The town of Haddington is situated on the left bank of the Tyne, near the centre of the county to which it gives its name. It is of very ancient date, having been a royal residence from the time of David I. till the thirteenth century. The last remains of the royal palace were only removed in 1833. The town was formerly well provided with ecclesiastical edifices, having, besides the Parish Church, the monasteries of the Franciscans and Dominicans, the Cistercian Nunnery (about a mile lower down the river), and the chapels of St. Martin, St. Ann, St. Katherine, St. John, and St. Ninian. Of these establishments, the only one (except St. Martin’s, already described)[169] of which any trace of the structure remains is the Parish Church, which, although now to a great extent ruinous, still retains enough of its noble architecture to justify its ancient name of the “Lamp of Lothian.”
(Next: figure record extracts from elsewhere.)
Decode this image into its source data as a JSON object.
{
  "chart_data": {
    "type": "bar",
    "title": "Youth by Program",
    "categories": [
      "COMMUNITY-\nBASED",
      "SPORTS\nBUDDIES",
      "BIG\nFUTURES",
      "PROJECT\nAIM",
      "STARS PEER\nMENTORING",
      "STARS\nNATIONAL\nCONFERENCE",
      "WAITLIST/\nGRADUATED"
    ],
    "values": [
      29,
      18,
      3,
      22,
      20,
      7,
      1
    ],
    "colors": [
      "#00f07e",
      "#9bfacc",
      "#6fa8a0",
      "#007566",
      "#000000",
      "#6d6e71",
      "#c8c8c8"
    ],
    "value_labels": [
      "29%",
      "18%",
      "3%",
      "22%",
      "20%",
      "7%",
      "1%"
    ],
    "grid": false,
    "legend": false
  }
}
Considerable difference of opinion has been expressed as to the identity of the existing edifice. Dr. Barclay, who wrote in 1792,[170] says:—“I am decidedly of opinion that the present Parish Church of Haddington is the same that formerly belonged to the Franciscans, and which Major says was called Lucerna Laudoniæ; as a field, now converted into a garden, and which is still styled the Friars’ Croft, lies contiguous to the churchyard, and is not above 30 yards distant from the Parish Church.”

On the other hand, as has been pointed out by Mr. Robb in his Guide to Haddington, the site of the property of the Franciscans is fully described in the charter of 1560 disponing it to the burgh, which charter is signed by one of the friars. From this it appears that the position of the Church of the Franciscans, as defined by the boundaries of their lands, lay a little way lower down the river. One of the boundaries is called in the charter the high road leading towards the Parish Church, thus indicating that the Parish Church was different from the Church of the Franciscans. Besides, the other boundaries are pretty distinctly defined, and may still be followed.

This matter has been further fully discussed in a paper by Mr. Henry F. Kerr, in the Transactions of the Edinburgh Architectural Association, Vol. I. p. 21, in which Mr. Kerr concurs with Mr. Robb’s views.

The Church of the Franciscans, as ascertained from an old charter of the friars, was founded in 1258, and was a splendid structure. Not a trace of it now remains.

Another croft, nearer the Parish Church, called the King’s Yard, of which the boundaries are described, also belonged to the Franciscans. On this land Haddington House[171] was erected in 1680, and the croft was converted into a garden. In 1477 King James III. made over this field to Sir Richard Cockburn of Clubington, who afterwards gave it as a gift to the friars of the Franciscan monastery. At the Reformation the friars disponed it to the town, and its boundaries are fully described in a charter of 1580.[172] It is believed that this is the field, “still called the Friars’ Croft,” which misled Dr. Barclay into the belief that the Parish Church was that of the Franciscans.

The Abbey, or Nunnery, of Haddington (above referred to as being one mile east of the town) was of ancient foundation, having been founded, in 1178, by Ada, Countess of Northumberland, widow of Prince Henry, and mother of Malcolm the Maiden and William the Lion. It was occupied by Cistercian Nuns, and possessed the Nungate, or suburb of Haddington, lying on the east side of the Tyne. Owing to its situation so near the Borders, and also to its proximity to the Tyne, the town of Haddington and its religious establishments were much exposed to injury, both by the invading hosts from the South and by the flooded waters of the river, and it also suffered severely on several occasions from fire. The town was burnt in 1244.

In 1355 Edward III. invaded Scotland, when the town and the Church of the Franciscans were destroyed, together with numerous other towns and churches in the South of Scotland. So severe was this attack that it was long recalled in that part of the country as the “burnt Candlemas,” the invasion having taken place in the month of February.

In 1358 the town was overwhelmed with an extraordinary inundation, when the Nungate, or suburb on the eastern bank of the river, was levelled with the ground, and the sacristy of the church was flooded and its contents destroyed.

The ancient Church of Haddington, which was dedicated to the Virgin, was founded by David I., and by him granted, in 1134, to the priory of St. Andrews. The existing structure is of considerably later date. There is no record of its erection; but, from the style of the architecture, it was probably rebuilt in the first half of the fifteenth century.